ERDOĞAN'IN İKİLİ GÖRÜŞMELERDEKİ LİDERLİĞİ
Ancak, tüm bu girişimler bugün gazeteci Fehmi Koru'nun kaleme aldığı köşe yazısı ışığında "güneş balçıkla sıvanmaz" atasözünü bir kez daha akıllara getirdi.
Fehmi Koru "Dünkü Biden ile Erdoğan görüşmesinin düşündürdükleri…" başlığını taşıyan yazısında, Cumhurbaşkanı Erdoğan'ın Amerikan devlet başkanları karşısındaki siyasi liderliğini anı kitaplarına yansıyan anektodlarla anlattı.

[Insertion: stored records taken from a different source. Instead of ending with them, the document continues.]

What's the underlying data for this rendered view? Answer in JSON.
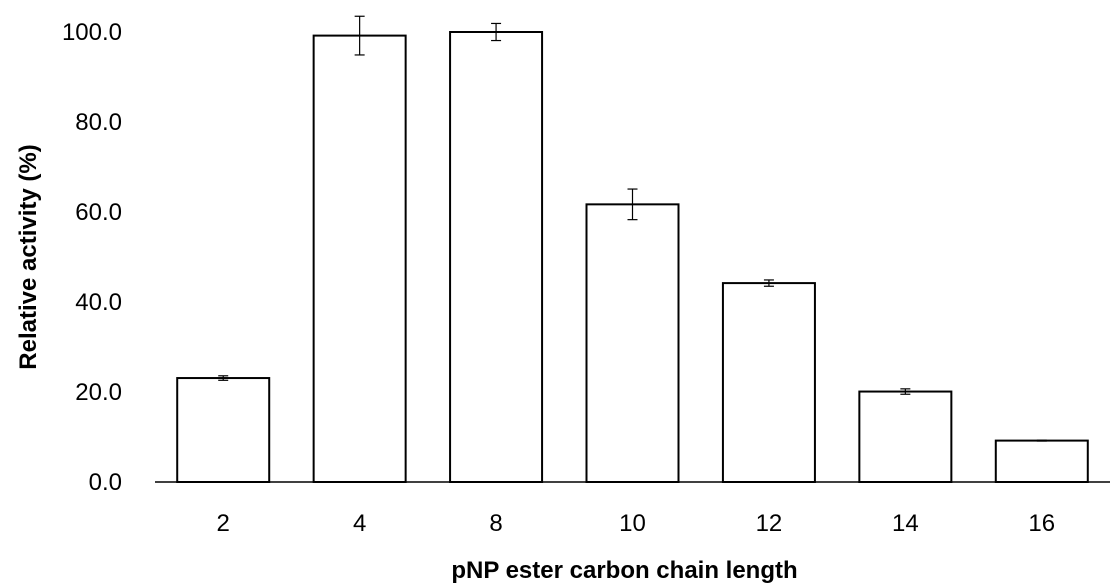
{
  "chart_data": {
    "type": "bar",
    "title": "",
    "xlabel": "pNP ester carbon chain length",
    "ylabel": "Relative activity (%)",
    "categories": [
      "2",
      "4",
      "8",
      "10",
      "12",
      "14",
      "16"
    ],
    "values": [
      23.1,
      99.2,
      100.0,
      61.7,
      44.2,
      20.1,
      9.2
    ],
    "error": [
      0.5,
      4.3,
      1.9,
      3.4,
      0.7,
      0.6,
      0.1
    ],
    "ylim": [
      0,
      100
    ],
    "yticks": [
      "0.0",
      "20.0",
      "40.0",
      "60.0",
      "80.0",
      "100.0"
    ],
    "grid": false,
    "legend": "none",
    "colors": {
      "bar_fill": "#ffffff",
      "bar_stroke": "#000000",
      "axis": "#000000"
    }
  }
}
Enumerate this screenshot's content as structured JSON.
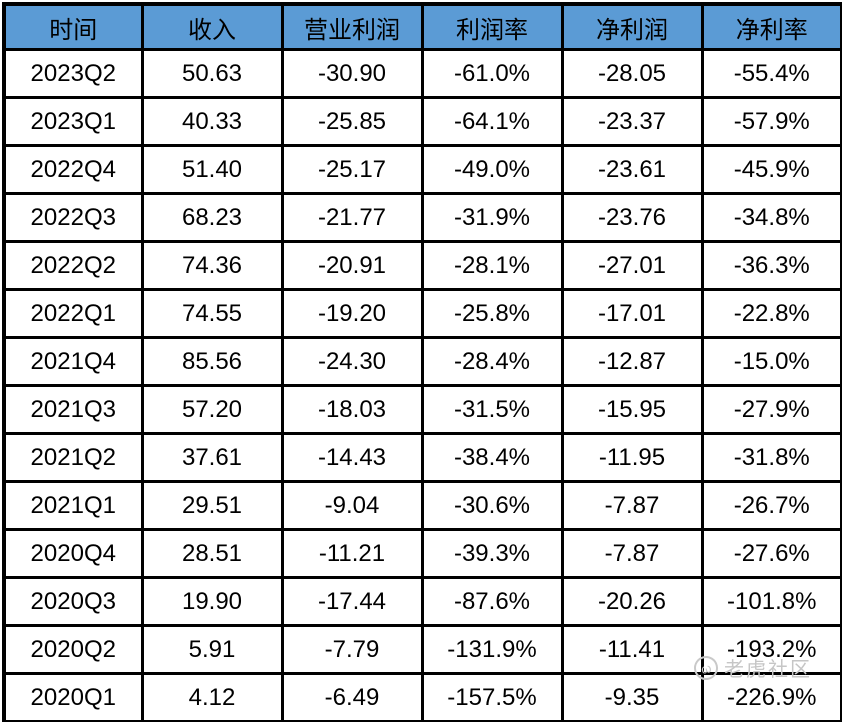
{
  "chart_data": {
    "type": "table",
    "title": "",
    "headers": [
      "时间",
      "收入",
      "营业利润",
      "利润率",
      "净利润",
      "净利率"
    ],
    "rows": [
      [
        "2023Q2",
        "50.63",
        "-30.90",
        "-61.0%",
        "-28.05",
        "-55.4%"
      ],
      [
        "2023Q1",
        "40.33",
        "-25.85",
        "-64.1%",
        "-23.37",
        "-57.9%"
      ],
      [
        "2022Q4",
        "51.40",
        "-25.17",
        "-49.0%",
        "-23.61",
        "-45.9%"
      ],
      [
        "2022Q3",
        "68.23",
        "-21.77",
        "-31.9%",
        "-23.76",
        "-34.8%"
      ],
      [
        "2022Q2",
        "74.36",
        "-20.91",
        "-28.1%",
        "-27.01",
        "-36.3%"
      ],
      [
        "2022Q1",
        "74.55",
        "-19.20",
        "-25.8%",
        "-17.01",
        "-22.8%"
      ],
      [
        "2021Q4",
        "85.56",
        "-24.30",
        "-28.4%",
        "-12.87",
        "-15.0%"
      ],
      [
        "2021Q3",
        "57.20",
        "-18.03",
        "-31.5%",
        "-15.95",
        "-27.9%"
      ],
      [
        "2021Q2",
        "37.61",
        "-14.43",
        "-38.4%",
        "-11.95",
        "-31.8%"
      ],
      [
        "2021Q1",
        "29.51",
        "-9.04",
        "-30.6%",
        "-7.87",
        "-26.7%"
      ],
      [
        "2020Q4",
        "28.51",
        "-11.21",
        "-39.3%",
        "-7.87",
        "-27.6%"
      ],
      [
        "2020Q3",
        "19.90",
        "-17.44",
        "-87.6%",
        "-20.26",
        "-101.8%"
      ],
      [
        "2020Q2",
        "5.91",
        "-7.79",
        "-131.9%",
        "-11.41",
        "-193.2%"
      ],
      [
        "2020Q1",
        "4.12",
        "-6.49",
        "-157.5%",
        "-9.35",
        "-226.9%"
      ]
    ]
  },
  "watermark": {
    "text": "老虎社区"
  },
  "colors": {
    "header_bg": "#5B9BD5",
    "border": "#000000",
    "text": "#000000",
    "watermark": "#C6C6C6"
  }
}
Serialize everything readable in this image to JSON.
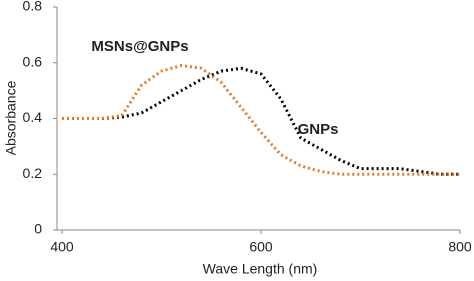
{
  "chart_data": {
    "type": "line",
    "x_label": "Wave Length (nm)",
    "y_label": "Absorbance",
    "x": [
      400,
      420,
      440,
      460,
      480,
      500,
      520,
      540,
      560,
      580,
      600,
      620,
      640,
      660,
      680,
      700,
      720,
      740,
      760,
      780,
      800
    ],
    "series": [
      {
        "name": "GNPs",
        "color": "#000000",
        "values": [
          0.4,
          0.4,
          0.4,
          0.405,
          0.42,
          0.46,
          0.5,
          0.54,
          0.57,
          0.58,
          0.56,
          0.47,
          0.33,
          0.29,
          0.25,
          0.22,
          0.22,
          0.22,
          0.21,
          0.2,
          0.2
        ]
      },
      {
        "name": "MSNs@GNPs",
        "color": "#e07b2a",
        "values": [
          0.4,
          0.4,
          0.4,
          0.41,
          0.52,
          0.57,
          0.59,
          0.58,
          0.53,
          0.44,
          0.35,
          0.27,
          0.23,
          0.21,
          0.2,
          0.2,
          0.2,
          0.2,
          0.2,
          0.2,
          0.2
        ]
      }
    ],
    "xlim": [
      400,
      800
    ],
    "xticks": [
      400,
      600,
      800
    ],
    "ylim": [
      0,
      0.8
    ],
    "yticks": [
      0,
      0.2,
      0.4,
      0.6,
      0.8
    ]
  }
}
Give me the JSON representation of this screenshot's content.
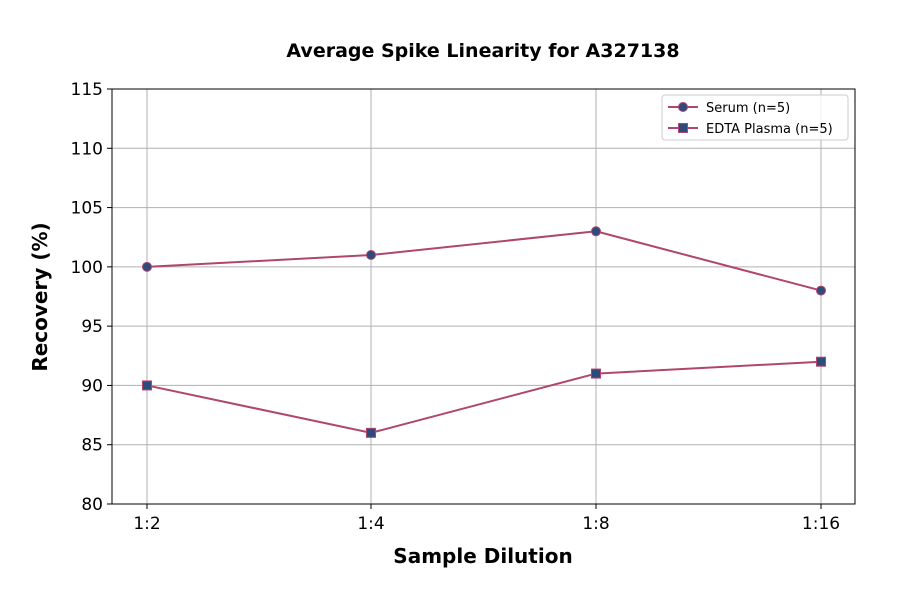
{
  "chart_data": {
    "type": "line",
    "title": "Average Spike Linearity for A327138",
    "xlabel": "Sample Dilution",
    "ylabel": "Recovery (%)",
    "categories": [
      "1:2",
      "1:4",
      "1:8",
      "1:16"
    ],
    "ylim": [
      80,
      115
    ],
    "yticks": [
      80,
      85,
      90,
      95,
      100,
      105,
      110,
      115
    ],
    "grid": true,
    "legend_position": "top-right",
    "series": [
      {
        "name": "Serum (n=5)",
        "values": [
          100,
          101,
          103,
          98
        ],
        "marker": "circle",
        "line_color": "#b0466e",
        "marker_color": "#2f4b7c"
      },
      {
        "name": "EDTA Plasma (n=5)",
        "values": [
          90,
          86,
          91,
          92
        ],
        "marker": "square",
        "line_color": "#b0466e",
        "marker_color": "#2f4b7c"
      }
    ]
  }
}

"Anlaşılan iki lider ikili ilişkilerde sorun teşkil eden maddeleri ele alıp görüşmek yerine aradaki bağları güçlendirmeyi amaçlayan bir anlayışa ulaşmayı sağlayacak bir girizgah üzerinde mutabakata varmayı daha uygun bulmuşlar." görüşünü paylaşan Koru, görüşmeler sonrası gerçekleşen basın toplantılarından bu izlenimi edindiğini dile getirdi.
Daha önce söz konusu görüşmeye ilişkin “Cumhurbaşkanı Erdoğan’ın muhataplarını ikna etme mahareti”nin önemine dikkat çektiğini hatırlatan Koru "Örnekler var..." diyerek sözlerine şöyle devam etti;
"Tayyip Erdoğan ABD başkanlarından en uzun süre Barack Obama ile ilişki halindeydi. Bir ara, Obama’nın “Benim kendisinden en fazla yararlandığım lider” diye söz ettiği de duyulmuştu.
Obama’nın ‘A Promised Land’ adıyla geçen yıl yayımlanan anılarına biraz da bu konuya açıklık getirmek için göz gezdirdiğimde Erdoğan’ın muhatapları üzerinde bıraktığı izlenimin derinliğini görebildim.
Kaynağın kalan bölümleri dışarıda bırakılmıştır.